Poker craze officially hits U with birth of new student group

A student founded “Campus Poker Night” in early October to teach students the game.

Andy Mannix

In the past few years, escalating poker popularity has made names like Phil Hellmuth and Chris Moneymaker as common as baseball legends in some households.

The game escaped the confines of mere casino play, and made its way to the Internet, multiple television channels, the neighborhood bar and now to the University – officially.

In early October, chemical engineering senior Kristian Lovato founded “Campus Poker Night,” a group dedicated to teaching students the game of poker.

The idea came to him after receiving a class assignment to create a project that would better the student community. When he discovered the University did not have a poker club already, Lovato decided it would fit the assignment nicely, he said.

“I felt that this would give a good opportunity for those people that might be a little too shy to go into a casino and risk huge sums of money,” Lovato said.

The group will also allow students who already know the game to play together in a comfortable setting, Lovato said.

Campus Poker Night will have its first meeting on Nov. 30 in the Electrical Engineering and Computer Science Building. Interested students have already contacted Lovato and he said he is anticipating a turnout of around 15 to 20 people.

The group won’t play with real money, but the first and second place winners of the tournament will be awarded prizes paid for by a $100 Coca-Cola Campus Life Grant the group received through the University’s Student Unions and Activities office, Lovato said.

Although Campus Poker Night is only one month old, poker-playing among college students has been popular for years.

Jerry Fuller, vice president of card club operations at Canterbury Park with nearly 40 years experience in the industry, has seen the primary poker demographic transform from 40- to 60-year-olds to 18- to 30-year-olds and almost double in popularity since the “World Poker Tour” became popular on the Travel Channel in 2003, he said.

“It became kind of a cool thing to do,” Fuller said. “The game itself is pretty interesting.”

Fuller said the student attraction to poker might stem from the intelligence it requires and, of course, the money involved.

“You can make a lot of money playing poker,” Fuller said. “You have to be pretty good or pretty lucky to make the big money, but it’s there.”

Fuller said throughout his career, he has known students that have paid for college with poker winnings.

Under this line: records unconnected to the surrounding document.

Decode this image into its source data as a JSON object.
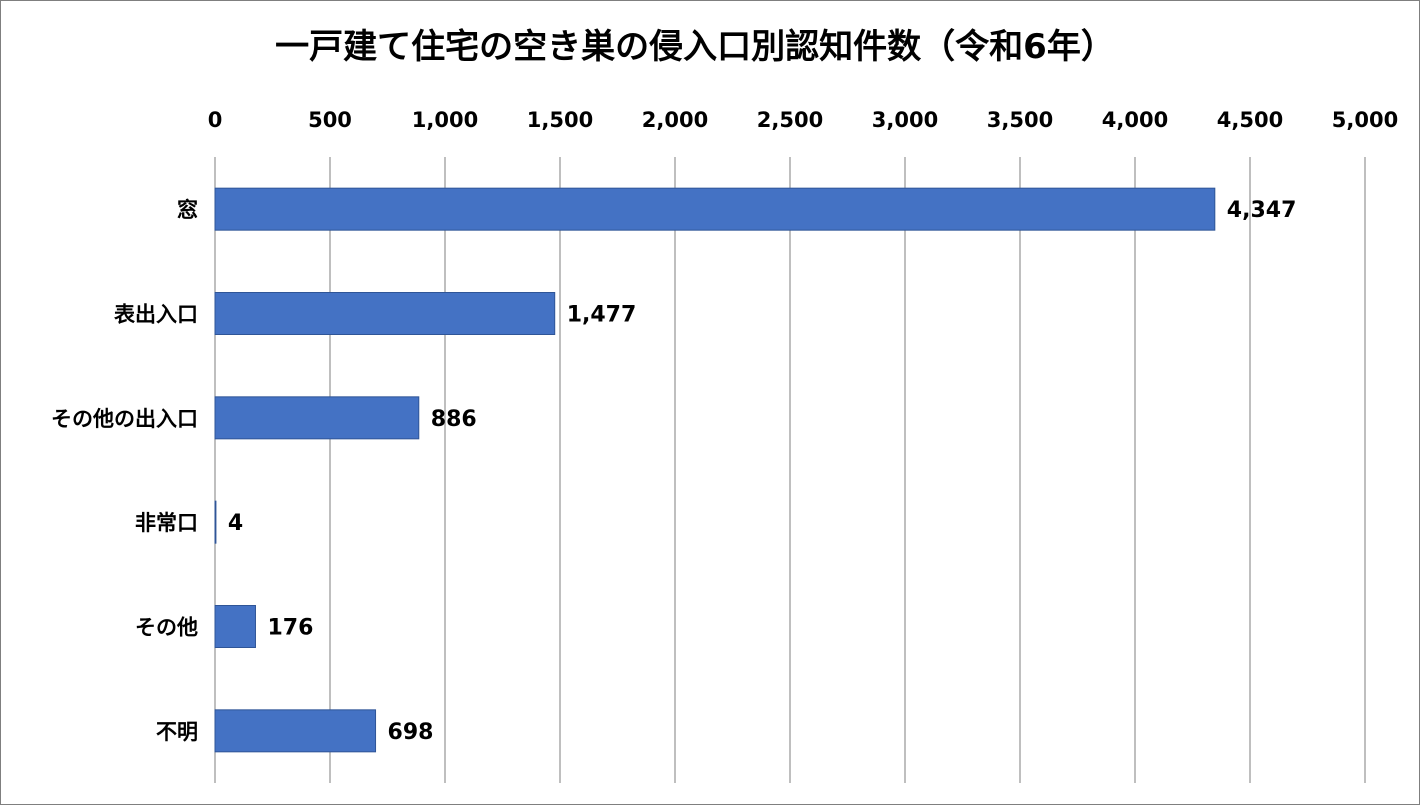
{
  "chart_data": {
    "type": "bar",
    "orientation": "horizontal",
    "title": "一戸建て住宅の空き巣の侵入口別認知件数（令和6年）",
    "categories": [
      "窓",
      "表出入口",
      "その他の出入口",
      "非常口",
      "その他",
      "不明"
    ],
    "series": [
      {
        "values": [
          4347,
          1477,
          886,
          4,
          176,
          698
        ],
        "data_labels": [
          "4,347",
          "1,477",
          "886",
          "4",
          "176",
          "698"
        ]
      }
    ],
    "xlim": [
      0,
      5000
    ],
    "x_ticks": [
      0,
      500,
      1000,
      1500,
      2000,
      2500,
      3000,
      3500,
      4000,
      4500,
      5000
    ],
    "x_tick_labels": [
      "0",
      "500",
      "1,000",
      "1,500",
      "2,000",
      "2,500",
      "3,000",
      "3,500",
      "4,000",
      "4,500",
      "5,000"
    ],
    "x_axis_position": "top",
    "grid": true,
    "legend": "none",
    "colors": {
      "bar": "#4472c4",
      "bar_border": "#2f5597",
      "grid": "#7f7f7f",
      "text": "#000000"
    }
  }
}
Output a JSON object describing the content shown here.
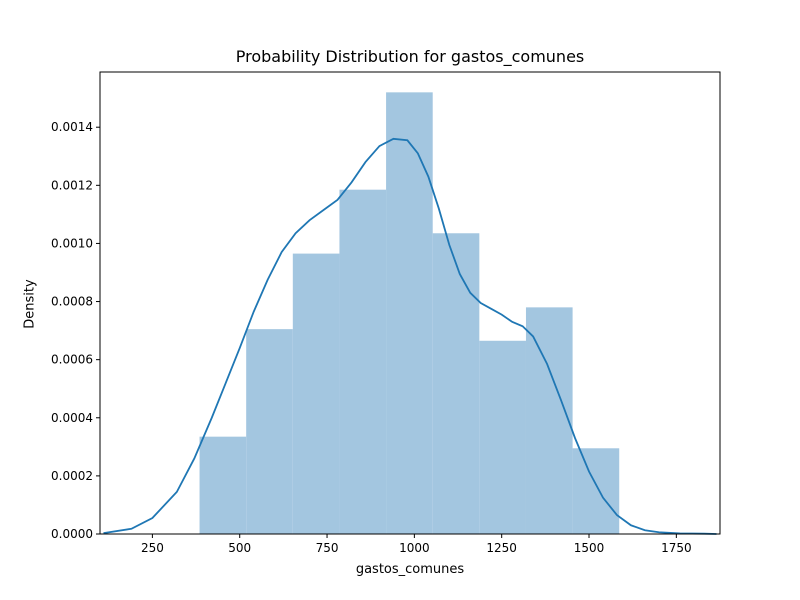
{
  "chart_data": {
    "type": "bar",
    "title": "Probability Distribution for gastos_comunes",
    "xlabel": "gastos_comunes",
    "ylabel": "Density",
    "xlim": [
      100,
      1875
    ],
    "ylim": [
      0,
      0.00159
    ],
    "xticks": [
      250,
      500,
      750,
      1000,
      1250,
      1500,
      1750
    ],
    "yticks": [
      0.0,
      0.0002,
      0.0004,
      0.0006,
      0.0008,
      0.001,
      0.0012,
      0.0014
    ],
    "ytick_labels": [
      "0.0000",
      "0.0002",
      "0.0004",
      "0.0006",
      "0.0008",
      "0.0010",
      "0.0012",
      "0.0014"
    ],
    "histogram": {
      "bin_edges": [
        385,
        518.5,
        652,
        785.5,
        919,
        1052.5,
        1186,
        1319.5,
        1453,
        1586.5
      ],
      "values": [
        0.000335,
        0.000705,
        0.000965,
        0.001185,
        0.00152,
        0.001035,
        0.000665,
        0.00078,
        0.000295
      ],
      "color": "#a3c6e0"
    },
    "kde": {
      "color": "#1f77b4",
      "x": [
        110,
        190,
        250,
        320,
        370,
        420,
        460,
        500,
        540,
        580,
        620,
        660,
        700,
        740,
        780,
        820,
        860,
        900,
        940,
        980,
        1010,
        1040,
        1070,
        1100,
        1130,
        1160,
        1190,
        1220,
        1250,
        1280,
        1310,
        1340,
        1380,
        1420,
        1460,
        1500,
        1540,
        1580,
        1620,
        1660,
        1700,
        1760,
        1830,
        1865
      ],
      "y": [
        3e-06,
        1.8e-05,
        5.5e-05,
        0.000145,
        0.00026,
        0.0004,
        0.00052,
        0.00064,
        0.000765,
        0.000875,
        0.00097,
        0.001035,
        0.00108,
        0.001115,
        0.00115,
        0.00121,
        0.00128,
        0.001335,
        0.00136,
        0.001355,
        0.00131,
        0.00123,
        0.00112,
        0.000995,
        0.000895,
        0.00083,
        0.000795,
        0.000775,
        0.000755,
        0.00073,
        0.000715,
        0.00068,
        0.000585,
        0.00046,
        0.00033,
        0.000215,
        0.000125,
        6.5e-05,
        3e-05,
        1.3e-05,
        6e-06,
        2e-06,
        1e-06,
        0.0
      ]
    },
    "grid": false,
    "legend": "none"
  }
}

University alumnus Dustin Sirny began playing poker in 2003 and soon found himself playing every day, he said.

“It took me about a year to get good at it,” Sirny said. “I was playing on a couple of different sites, and once Partypoker got huge, there was a bunch of idiots playing on it so it wasn’t too hard to make quite a bit of money.”

In his peak of playing, Sirny said he had made around $10,000.

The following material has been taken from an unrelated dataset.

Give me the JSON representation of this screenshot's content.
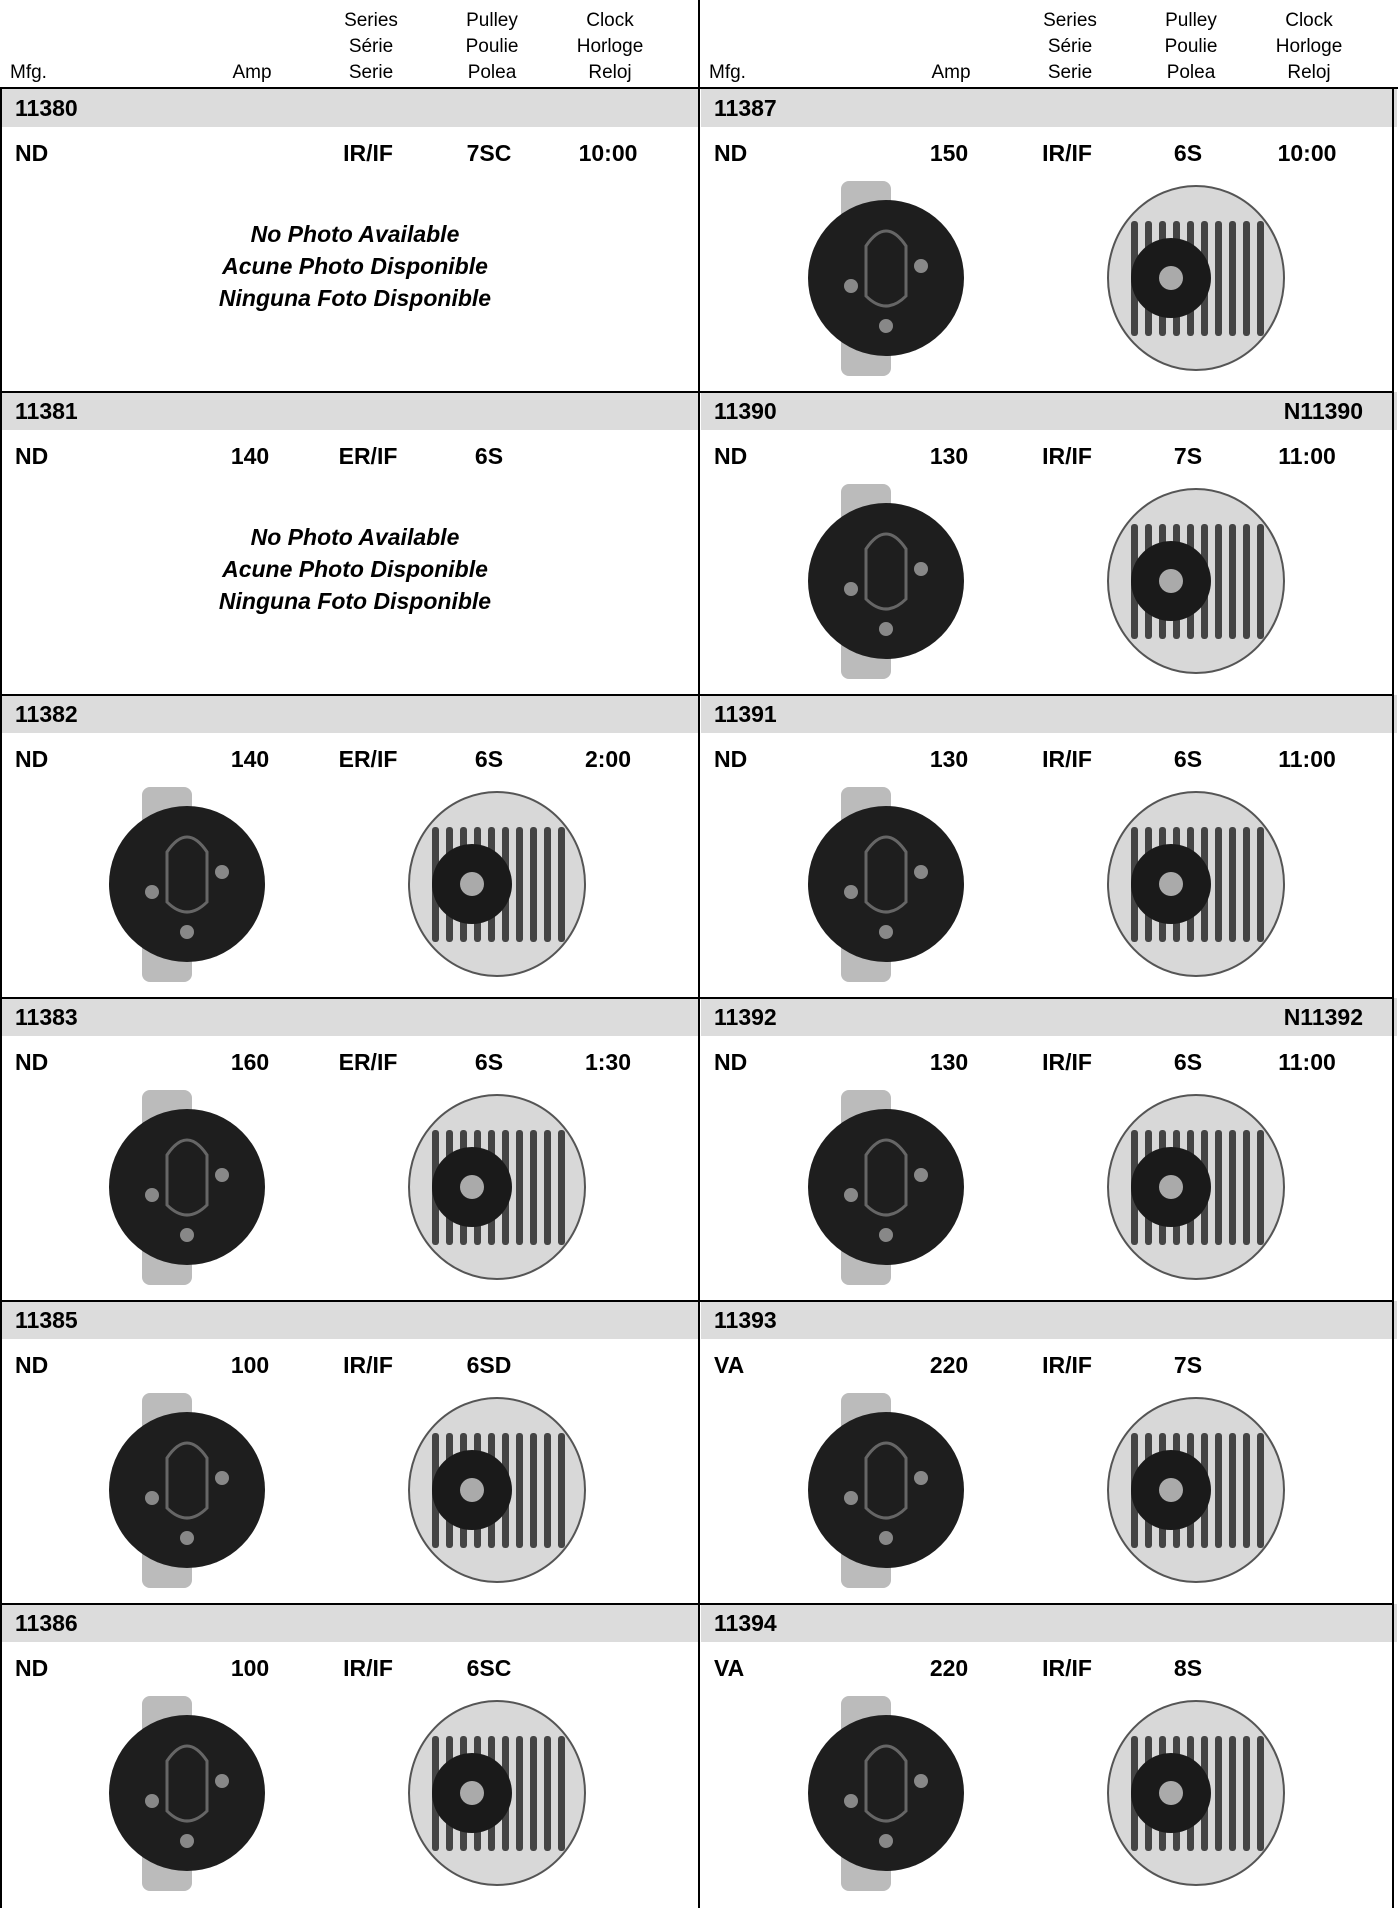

Lovato said he has been playing poker for five years. In that time, he was able to make more money than he has lost, which he attributes to skill rather than luck, he said.

“If you play it correctly, in the long run, I don’t really consider it gambling,” he said.

However, Ken Winters, contributor to the book “Gambling and the College Student” and psychiatry professor at the University, said student gambling can be dangerous.

While many students have no difficulty gambling within a sensible budget, some are easily susceptible to spiraling downward into addiction and debt, Winters said.

Because Campus Poker Night does not use real money, Winters said it probably could not be held solely responsible for public health issues such as gambling addiction.

However, a group teaching poker to students, especially one receiving funding through the University, should also teach limits and address the potential downside of the game, Winters said.

“It’s not necessarily a harmless activity for everybody, learning how to play cards,” Winters said. “There is a certain percent that get in trouble with it.”

Lovato said the purpose of the group is not to encourage gambling, but to promote the game of poker itself.

“Gophers After Dark has a casino night where they set up blackjack tables and roulette tables and craps tables and people are drinking fake alcohol drinks,” Lovato said. “To me, that seems like its promoting gambling and getting drunk a lot more than what I’m doing.”